Отца кремировали в первом московском крематории, на задах Донского монастыря, а урну Нора поместила в колумбарии № 6, в ячейке, где был захоронен прах его родителей, Якова Осецкого и Марии Кернс. Пока рабочий вынимал мраморную заслонку, чтобы втиснуть в узкую щель новую урну, Нора вспомнила Марусино пожелание, высказанное Генриху незадолго до смерти: можешь хоронить меня где угодно, только не с Яковом. Генрих тоже не хотел оказаться в скучном материалистическом посмертии с родителями. Какие сложные, какие затемненные отношения…
Незадолго до смерти Генриха, когда жить оставалось считаные недели, Нора попросила отца нарисовать родословную семейства и написать, что он помнит о своем киевском детстве и родственниках. Он что-то писал, упав локтями на стол и глухо кашляя.

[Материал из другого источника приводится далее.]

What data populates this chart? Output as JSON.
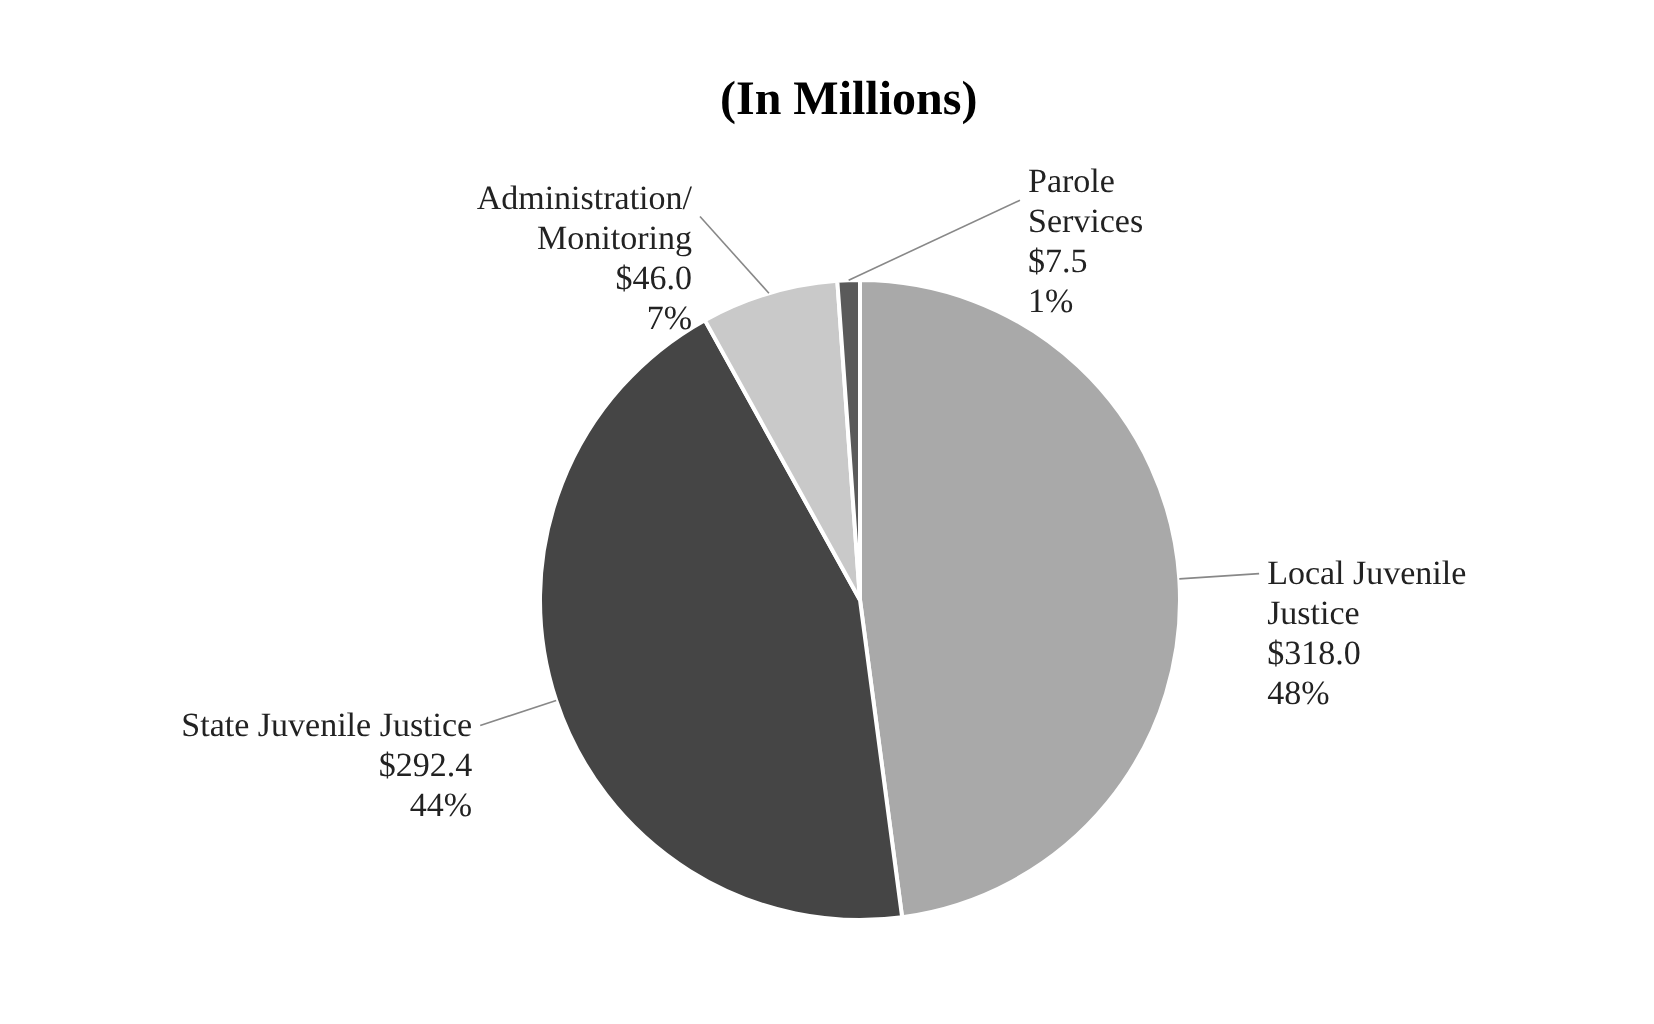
{
  "chart_data": {
    "type": "pie",
    "title": "(In Millions)",
    "categories": [
      "Local Juvenile\nJustice",
      "State Juvenile Justice",
      "Administration/\nMonitoring",
      "Parole\nServices"
    ],
    "values": [
      318.0,
      292.4,
      46.0,
      7.5
    ],
    "value_labels": [
      "$318.0\n48%",
      "$292.4\n44%",
      "$46.0\n7%",
      "$7.5\n1%"
    ],
    "colors": [
      "#a9a9a9",
      "#454545",
      "#c9c9c9",
      "#5a5a5a"
    ]
  }
}
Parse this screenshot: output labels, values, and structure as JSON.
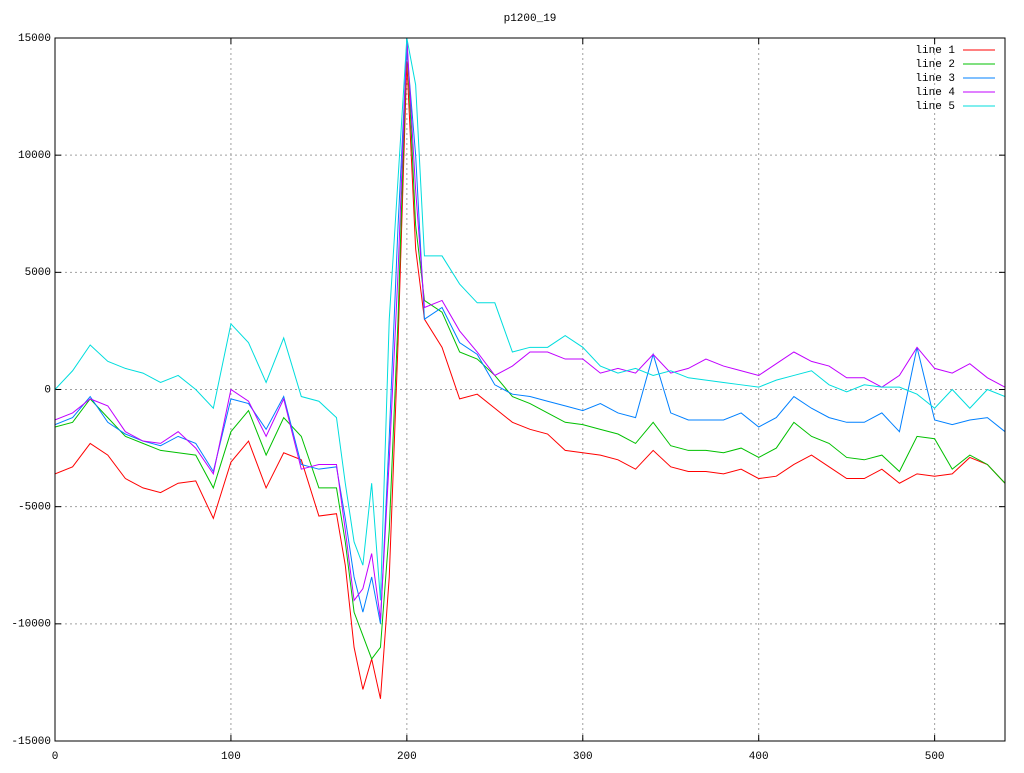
{
  "chart_data": {
    "type": "line",
    "title": "p1200_19",
    "x": [
      0,
      10,
      20,
      30,
      40,
      50,
      60,
      70,
      80,
      90,
      100,
      110,
      120,
      130,
      140,
      150,
      160,
      165,
      170,
      175,
      180,
      185,
      190,
      195,
      200,
      205,
      210,
      220,
      230,
      240,
      250,
      260,
      270,
      280,
      290,
      300,
      310,
      320,
      330,
      340,
      350,
      360,
      370,
      380,
      390,
      400,
      410,
      420,
      430,
      440,
      450,
      460,
      470,
      480,
      490,
      500,
      510,
      520,
      530,
      540
    ],
    "series": [
      {
        "name": "line 1",
        "color": "#ff0000",
        "values": [
          -3600,
          -3300,
          -2300,
          -2800,
          -3800,
          -4200,
          -4400,
          -4000,
          -3900,
          -5500,
          -3100,
          -2200,
          -4200,
          -2700,
          -3000,
          -5400,
          -5300,
          -7500,
          -11000,
          -12800,
          -11500,
          -13200,
          -8000,
          2000,
          14000,
          6000,
          3000,
          1800,
          -400,
          -200,
          -800,
          -1400,
          -1700,
          -1900,
          -2600,
          -2700,
          -2800,
          -3000,
          -3400,
          -2600,
          -3300,
          -3500,
          -3500,
          -3600,
          -3400,
          -3800,
          -3700,
          -3200,
          -2800,
          -3300,
          -3800,
          -3800,
          -3400,
          -4000,
          -3600,
          -3700,
          -3600,
          -2900,
          -3200,
          -4000
        ]
      },
      {
        "name": "line 2",
        "color": "#00c000",
        "values": [
          -1600,
          -1400,
          -400,
          -1200,
          -2000,
          -2300,
          -2600,
          -2700,
          -2800,
          -4200,
          -1800,
          -900,
          -2800,
          -1200,
          -2000,
          -4200,
          -4200,
          -6500,
          -9500,
          -10500,
          -11500,
          -11000,
          -6000,
          3000,
          15000,
          7000,
          3800,
          3300,
          1600,
          1300,
          600,
          -300,
          -600,
          -1000,
          -1400,
          -1500,
          -1700,
          -1900,
          -2300,
          -1400,
          -2400,
          -2600,
          -2600,
          -2700,
          -2500,
          -2900,
          -2500,
          -1400,
          -2000,
          -2300,
          -2900,
          -3000,
          -2800,
          -3500,
          -2000,
          -2100,
          -3400,
          -2800,
          -3200,
          -4000
        ]
      },
      {
        "name": "line 3",
        "color": "#0080ff",
        "values": [
          -1500,
          -1200,
          -300,
          -1400,
          -1900,
          -2200,
          -2400,
          -2000,
          -2300,
          -3500,
          -400,
          -600,
          -1700,
          -300,
          -3200,
          -3400,
          -3300,
          -5500,
          -8000,
          -9500,
          -8000,
          -10000,
          -2000,
          7000,
          14500,
          10000,
          3000,
          3500,
          2000,
          1500,
          200,
          -200,
          -300,
          -500,
          -700,
          -900,
          -600,
          -1000,
          -1200,
          1500,
          -1000,
          -1300,
          -1300,
          -1300,
          -1000,
          -1600,
          -1200,
          -300,
          -800,
          -1200,
          -1400,
          -1400,
          -1000,
          -1800,
          1800,
          -1300,
          -1500,
          -1300,
          -1200,
          -1800
        ]
      },
      {
        "name": "line 4",
        "color": "#c000ff",
        "values": [
          -1300,
          -1000,
          -400,
          -700,
          -1800,
          -2200,
          -2300,
          -1800,
          -2500,
          -3600,
          0,
          -500,
          -2000,
          -400,
          -3400,
          -3200,
          -3200,
          -6000,
          -9000,
          -8500,
          -7000,
          -9800,
          -3000,
          5000,
          15000,
          8500,
          3500,
          3800,
          2500,
          1600,
          600,
          1000,
          1600,
          1600,
          1300,
          1300,
          700,
          900,
          700,
          1500,
          700,
          900,
          1300,
          1000,
          800,
          600,
          1100,
          1600,
          1200,
          1000,
          500,
          500,
          100,
          600,
          1800,
          900,
          700,
          1100,
          500,
          100
        ]
      },
      {
        "name": "line 5",
        "color": "#00dddd",
        "values": [
          0,
          800,
          1900,
          1200,
          900,
          700,
          300,
          600,
          0,
          -800,
          2800,
          2000,
          300,
          2200,
          -300,
          -500,
          -1200,
          -4000,
          -6500,
          -7500,
          -4000,
          -9000,
          3000,
          9000,
          15000,
          13000,
          5700,
          5700,
          4500,
          3700,
          3700,
          1600,
          1800,
          1800,
          2300,
          1800,
          1000,
          700,
          900,
          600,
          800,
          500,
          400,
          300,
          200,
          100,
          400,
          600,
          800,
          200,
          -100,
          200,
          100,
          100,
          -200,
          -800,
          0,
          -800,
          0,
          -300
        ]
      }
    ],
    "xlim": [
      0,
      540
    ],
    "ylim": [
      -15000,
      15000
    ],
    "xticks": [
      0,
      100,
      200,
      300,
      400,
      500
    ],
    "yticks": [
      -15000,
      -10000,
      -5000,
      0,
      5000,
      10000,
      15000
    ],
    "grid": true,
    "legend": "top-right"
  }
}
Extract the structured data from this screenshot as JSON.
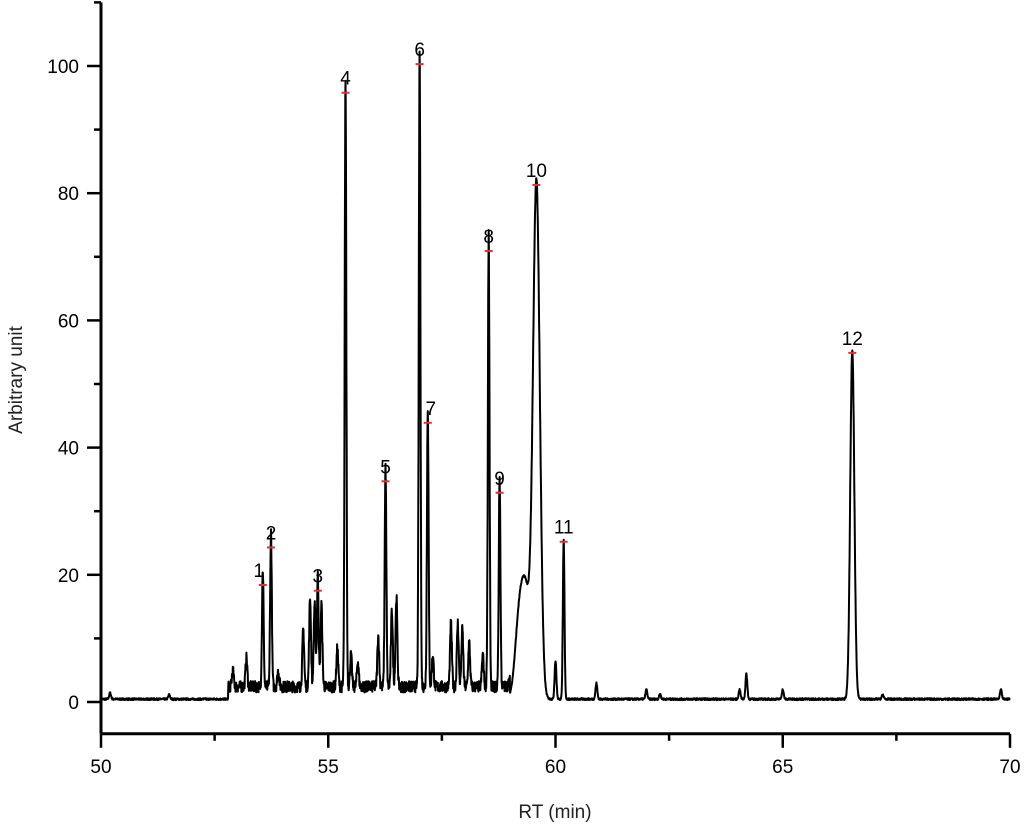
{
  "chart_data": {
    "type": "line",
    "title": "",
    "xlabel": "RT (min)",
    "ylabel": "Arbitrary unit",
    "xlim": [
      50,
      70
    ],
    "ylim": [
      -5,
      110
    ],
    "xticks": [
      50,
      55,
      60,
      65,
      70
    ],
    "yticks": [
      0,
      20,
      40,
      60,
      80,
      100
    ],
    "grid": false,
    "line_color": "#000000",
    "marker_color": "#e03030",
    "labeled_peaks": [
      {
        "label": "1",
        "x": 53.56,
        "y": 18.4
      },
      {
        "label": "2",
        "x": 53.74,
        "y": 24.3
      },
      {
        "label": "3",
        "x": 54.77,
        "y": 17.5
      },
      {
        "label": "4",
        "x": 55.38,
        "y": 95.8
      },
      {
        "label": "5",
        "x": 56.26,
        "y": 34.7
      },
      {
        "label": "6",
        "x": 57.01,
        "y": 100.3
      },
      {
        "label": "7",
        "x": 57.19,
        "y": 43.9
      },
      {
        "label": "8",
        "x": 58.53,
        "y": 70.9
      },
      {
        "label": "9",
        "x": 58.77,
        "y": 32.9
      },
      {
        "label": "10",
        "x": 59.58,
        "y": 81.3
      },
      {
        "label": "11",
        "x": 60.18,
        "y": 25.2
      },
      {
        "label": "12",
        "x": 66.53,
        "y": 54.9
      }
    ],
    "minor_peaks": {
      "x": [
        50.2,
        51.5,
        52.9,
        53.2,
        53.9,
        54.45,
        54.6,
        54.7,
        54.85,
        55.2,
        55.5,
        55.65,
        56.1,
        56.4,
        56.5,
        57.3,
        57.7,
        57.85,
        57.95,
        58.1,
        58.4,
        59.2,
        59.35,
        60.0,
        60.9,
        62.0,
        62.3,
        64.05,
        64.2,
        65.0,
        67.2,
        69.8
      ],
      "y": [
        1,
        0.7,
        2.5,
        4.5,
        2.5,
        9,
        14,
        13,
        13,
        6,
        5,
        4,
        8,
        12,
        14,
        5,
        10,
        10,
        9,
        7,
        5,
        12,
        15,
        6,
        2.5,
        1.5,
        0.8,
        1.5,
        4,
        1.5,
        0.7,
        1.5
      ]
    }
  }
}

Когда после смерти отца Нора открыла ящик стола, там лежал один-единственный лист бумаги, на котором было написано отцовскими стекающими вправо и вниз строчками:
“Я, Осецкий Генрих Яковлевич, родился 11 марта 1916 г. в городе Киеве. В 1923 году переехал с родителями в Москву. Закончил восемь классов ЕТШ № 110, в 1931 году поступил на рабфак. Работал на Метрострое проходчиком. В 1933 году поступил, в 1936 закончил приборостроительный техникум. В 1938 году поступил в Станко-инструментальный институт, который закончил в 1944 году. В 1945 году вступил в партию (зачеркнуто). В 1948 году защитил кандидатскую диссертацию и заведовал лабораторией в институте…”
На этом запись прерывалась. Нора с грустью прочитала этот листок… Для отдела кадров он вполне был пригоден, – но почему же не написал отец ни единого живого слова о своей семье? Что там такое произошло, почему он не хотел ни о ком вспоминать? Загадочная, загадочная история…
Но теперь-то им придется друг друга терпеть все неизмеримо-длинное посмертие… Или полюбить…
Десятилетняя и выдохшаяся война в Афганистане мало влияла на жизнь московских жителей, далеких от политики, в особенности художников-неформалов, у которых были свои собственные разногласия с государством. Гудели по радио привычные мусорные речи про интернациональный долг и американский империализм, восемнадцатилетних призывников после учебки отправляли в Афган, где они воевали, потом возвращались, но не все. Некоторые приходили сильно покалеченными. Но все без исключения воины-интернационалисты были сбиты с толку, травмированы, тащили с собой чудовищную память, которую надо было изживать, чтобы вернуться к нормальной жизни.